Terpsichore


Lindeman se décrit comme "une professionnelle aux formations diversifiées avec plus de 10 ans d'expérience acquise au sein du CONUS et de l'OCONUS dans des environnements militaires, fédéraux et internationaux couvrant les marchés de consommation, les matières premières, le cyberespace, les produits financiers et, plus récemment, les soins de santé". Après un incident en décembre 2017, une enquête a été menée pour des violations présumées des lois sur la fraude à la consommation et des lois sur la sollicitation de bienfaisance. ΐ]

Linguiste de la marine et entrepreneur en renseignement, Harvard a fait ses études avec « diverses certifications », un officier de la marine O-4 avec l'Office of Naval Intelligence, un officier du renseignement culturel et de la linguistique, et a également fait ses études à l'Université du Kentucky College of Medicine. « Le Dr Lindeman est responsable des soins de santé, de la médecine et de la linguistique, et a également fait ses études au Collège de médecine de l'Université du Kentucky. Lindeman est un professionnel de la santé et de la médecine et peut s'exprimer avec autorité sur de nombreux sujets", selon la capture d'écran à droite.

Il a été allégué qu'elle était mariée à Barry M. Lindeman, un prédateur sexuel d'enfants.

Un homme de 40 ans de Minot fait face à une accusation de crime AA sur les accusations qu'il agressé sexuellement un enfant de 10 ans.

Les procureurs ont inculpé Barry M. Lindeman avec imposition sexuelle grossière, victime de moins de 15 ans et accusé d'au moins 22 ans.

Selon l'affidavit criminel, la police de Minot a informé le chef de la police de Surrey tôt samedi matin qu'un homme, identifié plus tard comme Lindeman, leur avait avoué avoir agressé sexuellement un enfant alors qu'il vivait à Surrey.

Les enquêteurs disent que Lindeman a admis au chef de la police de Surrey qu'il avait commis des actes sexuels sur la victime à plusieurs reprises alors qu'il vivait à Surrey, alors que la victime aurait eu 10 ans. Il a également déclaré que ces actes se sont produits alors qu'il vivait dans Harvey.

Lindeman a fait sa première comparution lundi. Il reste en détention dans la prison du comté de Ward et sera de retour devant le tribunal pour son audience préliminaire et sa mise en accusation le 16 janvier.
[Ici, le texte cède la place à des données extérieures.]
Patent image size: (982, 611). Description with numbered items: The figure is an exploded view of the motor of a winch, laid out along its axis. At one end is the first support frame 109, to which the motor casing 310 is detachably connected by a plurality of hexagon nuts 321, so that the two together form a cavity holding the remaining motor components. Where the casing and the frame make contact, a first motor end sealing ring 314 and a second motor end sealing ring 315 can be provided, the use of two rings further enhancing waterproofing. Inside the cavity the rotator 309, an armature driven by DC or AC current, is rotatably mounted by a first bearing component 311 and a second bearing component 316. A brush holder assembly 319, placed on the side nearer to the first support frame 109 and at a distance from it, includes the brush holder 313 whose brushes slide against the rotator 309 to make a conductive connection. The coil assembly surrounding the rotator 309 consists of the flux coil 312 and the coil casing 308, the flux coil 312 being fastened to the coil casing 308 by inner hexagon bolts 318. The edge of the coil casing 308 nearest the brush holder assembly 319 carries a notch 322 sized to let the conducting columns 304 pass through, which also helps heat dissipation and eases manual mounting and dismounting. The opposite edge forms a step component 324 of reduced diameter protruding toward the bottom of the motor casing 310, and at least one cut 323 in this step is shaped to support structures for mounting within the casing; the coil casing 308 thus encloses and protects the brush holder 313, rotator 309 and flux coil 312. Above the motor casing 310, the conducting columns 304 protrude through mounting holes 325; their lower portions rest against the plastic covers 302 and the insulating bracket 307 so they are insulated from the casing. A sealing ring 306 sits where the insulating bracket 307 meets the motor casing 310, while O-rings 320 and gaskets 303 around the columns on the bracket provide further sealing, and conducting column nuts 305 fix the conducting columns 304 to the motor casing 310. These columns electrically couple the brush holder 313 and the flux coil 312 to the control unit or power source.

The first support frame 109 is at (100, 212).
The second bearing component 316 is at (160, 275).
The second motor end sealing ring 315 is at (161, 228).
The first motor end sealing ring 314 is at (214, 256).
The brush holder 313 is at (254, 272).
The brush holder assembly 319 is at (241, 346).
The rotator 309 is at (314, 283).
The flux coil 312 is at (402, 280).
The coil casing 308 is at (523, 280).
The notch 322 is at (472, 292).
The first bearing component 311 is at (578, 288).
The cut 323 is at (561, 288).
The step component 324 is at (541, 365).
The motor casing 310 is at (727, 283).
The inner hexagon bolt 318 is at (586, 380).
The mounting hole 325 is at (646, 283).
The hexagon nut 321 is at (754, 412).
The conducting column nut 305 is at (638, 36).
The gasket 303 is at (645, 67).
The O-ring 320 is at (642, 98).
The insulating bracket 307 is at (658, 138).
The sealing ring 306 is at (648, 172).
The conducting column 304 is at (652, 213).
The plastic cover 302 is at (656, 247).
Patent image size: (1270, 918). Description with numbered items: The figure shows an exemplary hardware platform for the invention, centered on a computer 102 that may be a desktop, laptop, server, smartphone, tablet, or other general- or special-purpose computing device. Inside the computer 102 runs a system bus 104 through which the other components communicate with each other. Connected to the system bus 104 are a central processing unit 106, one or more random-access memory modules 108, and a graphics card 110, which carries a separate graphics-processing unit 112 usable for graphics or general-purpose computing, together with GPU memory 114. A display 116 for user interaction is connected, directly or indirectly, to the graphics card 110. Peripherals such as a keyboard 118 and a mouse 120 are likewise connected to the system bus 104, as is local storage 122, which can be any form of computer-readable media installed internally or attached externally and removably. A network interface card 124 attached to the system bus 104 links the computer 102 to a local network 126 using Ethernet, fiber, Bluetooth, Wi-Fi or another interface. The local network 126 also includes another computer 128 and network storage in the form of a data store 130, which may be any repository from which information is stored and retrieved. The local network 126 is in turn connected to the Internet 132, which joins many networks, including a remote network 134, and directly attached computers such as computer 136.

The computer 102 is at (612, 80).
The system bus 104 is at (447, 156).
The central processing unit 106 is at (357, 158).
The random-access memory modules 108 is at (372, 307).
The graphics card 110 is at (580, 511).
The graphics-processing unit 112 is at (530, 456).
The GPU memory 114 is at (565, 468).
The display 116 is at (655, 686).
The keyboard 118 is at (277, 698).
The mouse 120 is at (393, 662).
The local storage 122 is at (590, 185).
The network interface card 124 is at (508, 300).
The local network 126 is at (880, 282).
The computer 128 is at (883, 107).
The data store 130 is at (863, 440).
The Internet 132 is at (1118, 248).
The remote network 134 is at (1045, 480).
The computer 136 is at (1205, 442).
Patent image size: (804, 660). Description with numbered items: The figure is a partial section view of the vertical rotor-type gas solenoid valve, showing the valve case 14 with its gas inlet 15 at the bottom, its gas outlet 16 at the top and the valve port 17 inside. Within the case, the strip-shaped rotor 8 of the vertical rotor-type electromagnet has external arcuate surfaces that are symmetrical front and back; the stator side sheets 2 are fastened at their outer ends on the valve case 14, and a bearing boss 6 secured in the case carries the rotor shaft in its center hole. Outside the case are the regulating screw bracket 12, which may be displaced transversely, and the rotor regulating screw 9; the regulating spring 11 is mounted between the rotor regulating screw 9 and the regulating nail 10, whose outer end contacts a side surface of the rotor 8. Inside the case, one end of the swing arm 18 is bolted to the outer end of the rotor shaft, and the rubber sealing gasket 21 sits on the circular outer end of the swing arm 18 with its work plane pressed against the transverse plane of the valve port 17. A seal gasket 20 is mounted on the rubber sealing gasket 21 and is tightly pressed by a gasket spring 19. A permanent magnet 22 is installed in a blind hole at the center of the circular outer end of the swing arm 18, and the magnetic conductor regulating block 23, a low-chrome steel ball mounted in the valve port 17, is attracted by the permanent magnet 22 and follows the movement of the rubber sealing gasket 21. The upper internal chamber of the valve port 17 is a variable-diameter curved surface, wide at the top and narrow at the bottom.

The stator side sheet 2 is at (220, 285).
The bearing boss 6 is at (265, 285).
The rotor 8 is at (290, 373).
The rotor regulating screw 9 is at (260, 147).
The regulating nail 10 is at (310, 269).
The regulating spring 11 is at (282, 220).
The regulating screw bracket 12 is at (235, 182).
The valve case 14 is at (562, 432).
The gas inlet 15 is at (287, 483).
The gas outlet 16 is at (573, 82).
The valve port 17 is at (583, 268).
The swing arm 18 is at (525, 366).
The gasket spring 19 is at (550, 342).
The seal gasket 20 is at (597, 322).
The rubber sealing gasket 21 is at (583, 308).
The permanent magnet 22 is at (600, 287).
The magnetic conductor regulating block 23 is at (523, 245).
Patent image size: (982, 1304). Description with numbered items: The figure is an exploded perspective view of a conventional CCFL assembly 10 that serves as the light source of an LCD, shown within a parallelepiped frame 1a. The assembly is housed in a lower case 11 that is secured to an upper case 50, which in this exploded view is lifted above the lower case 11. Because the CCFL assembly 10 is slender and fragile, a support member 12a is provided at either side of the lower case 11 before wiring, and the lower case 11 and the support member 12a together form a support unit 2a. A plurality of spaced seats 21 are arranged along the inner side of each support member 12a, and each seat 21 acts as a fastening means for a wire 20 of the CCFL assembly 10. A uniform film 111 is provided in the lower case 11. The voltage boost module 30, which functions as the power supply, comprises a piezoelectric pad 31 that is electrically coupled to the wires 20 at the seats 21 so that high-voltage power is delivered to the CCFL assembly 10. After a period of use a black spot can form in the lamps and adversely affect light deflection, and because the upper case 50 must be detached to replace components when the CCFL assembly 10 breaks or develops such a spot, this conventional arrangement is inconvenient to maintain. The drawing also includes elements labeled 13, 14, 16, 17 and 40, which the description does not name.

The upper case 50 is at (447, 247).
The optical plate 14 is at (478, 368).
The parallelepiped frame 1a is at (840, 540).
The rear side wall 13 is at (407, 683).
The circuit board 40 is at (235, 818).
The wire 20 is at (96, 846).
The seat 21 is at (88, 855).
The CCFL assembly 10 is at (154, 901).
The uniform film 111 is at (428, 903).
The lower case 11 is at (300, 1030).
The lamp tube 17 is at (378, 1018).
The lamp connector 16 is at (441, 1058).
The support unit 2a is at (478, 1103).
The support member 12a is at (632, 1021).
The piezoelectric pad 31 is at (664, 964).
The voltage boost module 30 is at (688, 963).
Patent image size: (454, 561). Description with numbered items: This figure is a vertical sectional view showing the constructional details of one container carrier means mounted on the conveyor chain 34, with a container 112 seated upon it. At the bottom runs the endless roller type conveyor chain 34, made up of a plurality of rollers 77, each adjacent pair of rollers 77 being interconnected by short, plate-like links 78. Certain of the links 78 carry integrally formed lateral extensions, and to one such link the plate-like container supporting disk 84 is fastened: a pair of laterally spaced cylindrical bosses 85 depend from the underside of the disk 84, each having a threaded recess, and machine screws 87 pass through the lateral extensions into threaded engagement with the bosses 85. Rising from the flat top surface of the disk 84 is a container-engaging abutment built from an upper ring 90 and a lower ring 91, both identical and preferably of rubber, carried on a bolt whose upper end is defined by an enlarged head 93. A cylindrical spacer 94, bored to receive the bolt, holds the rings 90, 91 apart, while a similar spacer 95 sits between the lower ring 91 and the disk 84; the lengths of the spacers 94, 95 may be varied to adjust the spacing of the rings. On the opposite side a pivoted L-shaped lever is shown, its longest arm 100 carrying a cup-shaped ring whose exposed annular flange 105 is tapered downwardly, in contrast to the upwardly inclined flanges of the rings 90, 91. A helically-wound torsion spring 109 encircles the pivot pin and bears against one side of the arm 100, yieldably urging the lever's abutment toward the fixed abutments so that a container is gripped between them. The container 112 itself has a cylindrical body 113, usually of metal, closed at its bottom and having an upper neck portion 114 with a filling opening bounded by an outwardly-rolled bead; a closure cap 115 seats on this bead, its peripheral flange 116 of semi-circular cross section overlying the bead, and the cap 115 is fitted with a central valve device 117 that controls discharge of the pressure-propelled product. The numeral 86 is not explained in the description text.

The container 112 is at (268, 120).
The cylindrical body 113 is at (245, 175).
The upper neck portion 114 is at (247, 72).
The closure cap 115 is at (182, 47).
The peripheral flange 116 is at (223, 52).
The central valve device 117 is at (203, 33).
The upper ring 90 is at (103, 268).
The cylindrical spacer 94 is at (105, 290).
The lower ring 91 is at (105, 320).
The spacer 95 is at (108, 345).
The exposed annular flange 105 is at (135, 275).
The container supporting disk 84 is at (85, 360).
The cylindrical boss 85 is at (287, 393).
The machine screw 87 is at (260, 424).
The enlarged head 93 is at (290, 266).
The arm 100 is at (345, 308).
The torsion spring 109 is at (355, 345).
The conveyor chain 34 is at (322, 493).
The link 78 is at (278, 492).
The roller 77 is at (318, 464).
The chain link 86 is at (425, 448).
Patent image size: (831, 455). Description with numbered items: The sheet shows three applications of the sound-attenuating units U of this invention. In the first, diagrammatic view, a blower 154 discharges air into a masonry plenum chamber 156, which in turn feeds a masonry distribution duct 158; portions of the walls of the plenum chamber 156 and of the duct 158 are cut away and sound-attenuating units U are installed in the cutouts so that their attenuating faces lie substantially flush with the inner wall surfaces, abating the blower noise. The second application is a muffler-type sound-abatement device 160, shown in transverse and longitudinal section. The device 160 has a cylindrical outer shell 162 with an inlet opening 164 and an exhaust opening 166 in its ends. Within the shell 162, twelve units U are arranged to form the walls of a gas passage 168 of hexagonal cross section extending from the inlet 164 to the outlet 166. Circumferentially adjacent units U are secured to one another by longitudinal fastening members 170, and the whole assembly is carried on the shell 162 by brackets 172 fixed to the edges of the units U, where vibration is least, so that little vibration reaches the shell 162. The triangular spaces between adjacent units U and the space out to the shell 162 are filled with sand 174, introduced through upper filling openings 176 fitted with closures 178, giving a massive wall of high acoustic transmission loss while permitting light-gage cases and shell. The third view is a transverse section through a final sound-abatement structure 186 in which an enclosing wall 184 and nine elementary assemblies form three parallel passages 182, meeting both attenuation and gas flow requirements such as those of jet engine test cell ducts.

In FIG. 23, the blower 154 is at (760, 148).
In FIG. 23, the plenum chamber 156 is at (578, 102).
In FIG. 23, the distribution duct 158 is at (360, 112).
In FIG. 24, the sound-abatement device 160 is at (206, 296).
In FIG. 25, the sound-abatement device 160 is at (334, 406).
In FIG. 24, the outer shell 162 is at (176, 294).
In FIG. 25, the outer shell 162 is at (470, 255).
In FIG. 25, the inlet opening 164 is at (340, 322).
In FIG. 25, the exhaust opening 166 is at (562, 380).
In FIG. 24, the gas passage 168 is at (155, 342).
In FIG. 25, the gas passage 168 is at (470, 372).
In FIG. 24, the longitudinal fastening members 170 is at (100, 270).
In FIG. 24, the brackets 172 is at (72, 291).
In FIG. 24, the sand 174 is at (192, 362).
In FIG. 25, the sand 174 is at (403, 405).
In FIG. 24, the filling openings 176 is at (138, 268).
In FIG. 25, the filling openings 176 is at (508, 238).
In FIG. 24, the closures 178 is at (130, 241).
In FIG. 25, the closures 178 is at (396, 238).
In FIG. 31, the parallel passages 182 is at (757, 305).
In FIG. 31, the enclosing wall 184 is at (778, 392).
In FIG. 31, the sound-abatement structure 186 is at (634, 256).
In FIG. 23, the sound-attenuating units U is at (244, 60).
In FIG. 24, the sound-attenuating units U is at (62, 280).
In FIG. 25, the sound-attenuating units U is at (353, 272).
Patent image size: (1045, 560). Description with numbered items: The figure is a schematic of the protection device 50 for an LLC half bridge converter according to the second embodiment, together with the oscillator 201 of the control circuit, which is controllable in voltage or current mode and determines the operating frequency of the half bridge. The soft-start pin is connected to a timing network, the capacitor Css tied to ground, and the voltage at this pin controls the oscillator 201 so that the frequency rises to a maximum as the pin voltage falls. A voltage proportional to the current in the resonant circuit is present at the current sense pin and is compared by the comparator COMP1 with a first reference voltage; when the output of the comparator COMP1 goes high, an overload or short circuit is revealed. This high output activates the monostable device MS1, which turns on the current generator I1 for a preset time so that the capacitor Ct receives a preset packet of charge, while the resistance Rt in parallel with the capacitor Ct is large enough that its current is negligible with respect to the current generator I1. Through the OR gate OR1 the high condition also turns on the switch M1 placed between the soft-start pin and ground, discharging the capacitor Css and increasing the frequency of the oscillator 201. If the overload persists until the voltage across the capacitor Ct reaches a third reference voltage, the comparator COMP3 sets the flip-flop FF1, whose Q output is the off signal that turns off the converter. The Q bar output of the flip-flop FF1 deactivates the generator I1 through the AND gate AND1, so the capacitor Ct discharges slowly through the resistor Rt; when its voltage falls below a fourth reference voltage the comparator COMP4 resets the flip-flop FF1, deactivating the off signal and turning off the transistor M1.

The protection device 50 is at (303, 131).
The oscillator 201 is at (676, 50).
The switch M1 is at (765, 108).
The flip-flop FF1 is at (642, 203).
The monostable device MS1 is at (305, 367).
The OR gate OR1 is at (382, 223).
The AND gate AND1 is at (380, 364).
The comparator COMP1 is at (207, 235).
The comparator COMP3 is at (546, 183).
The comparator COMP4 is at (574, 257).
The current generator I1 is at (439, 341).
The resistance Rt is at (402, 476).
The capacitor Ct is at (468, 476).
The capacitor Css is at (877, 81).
L'accusation entraîne la peine maximale de prison à vie sans libération conditionnelle.

Aucun avocat n'était répertorié pour Lindeman lundi soir. Β]

Tore dit

Maras-Lindeman exploite un podcast appelé Tore dit. Γ]

Il a été allégué, par l'affiche Anonymous dans la capture d'écran à droite, que "Tore est un menteur", transcrit à la main :

Documentaire de Shadownet composé par un FAKE Patriot Tore L. alias ToreSays/RedState Radio Patriots « intégré » - Faites attention à qui vous suivez !


Tore L.

- Faux docteur - Pas de licence médicale

- Faux diplômé 'Harvard' - SEULEMENT 1 cours en ligne

- Faux « officier du renseignement » - SEULEMENT 8 mois de service dans la Marine

- N'a pas travaillé pour la CIA's John O. Brennan

- Valeur volée - Purple Heart (et autres faux prix)

- Voler de l'argent de la charité de Noël de sa ville natale pour payer la restauration rapide et les achats en ligne

- Candidat politique raté pour le conseil municipal

- Le procureur général de l'État a cherché à limiter son Internet pour abus, intimidation, harcèlement et pour avoir fait de fausses déclarations sur les réseaux sociaux.

- Cellule nationale de protection des consommateurs enquêté pour solliciter des dons pour un faux organisme de bienfaisance

- Nationalité grecque - (Tom Hanks s'échappe)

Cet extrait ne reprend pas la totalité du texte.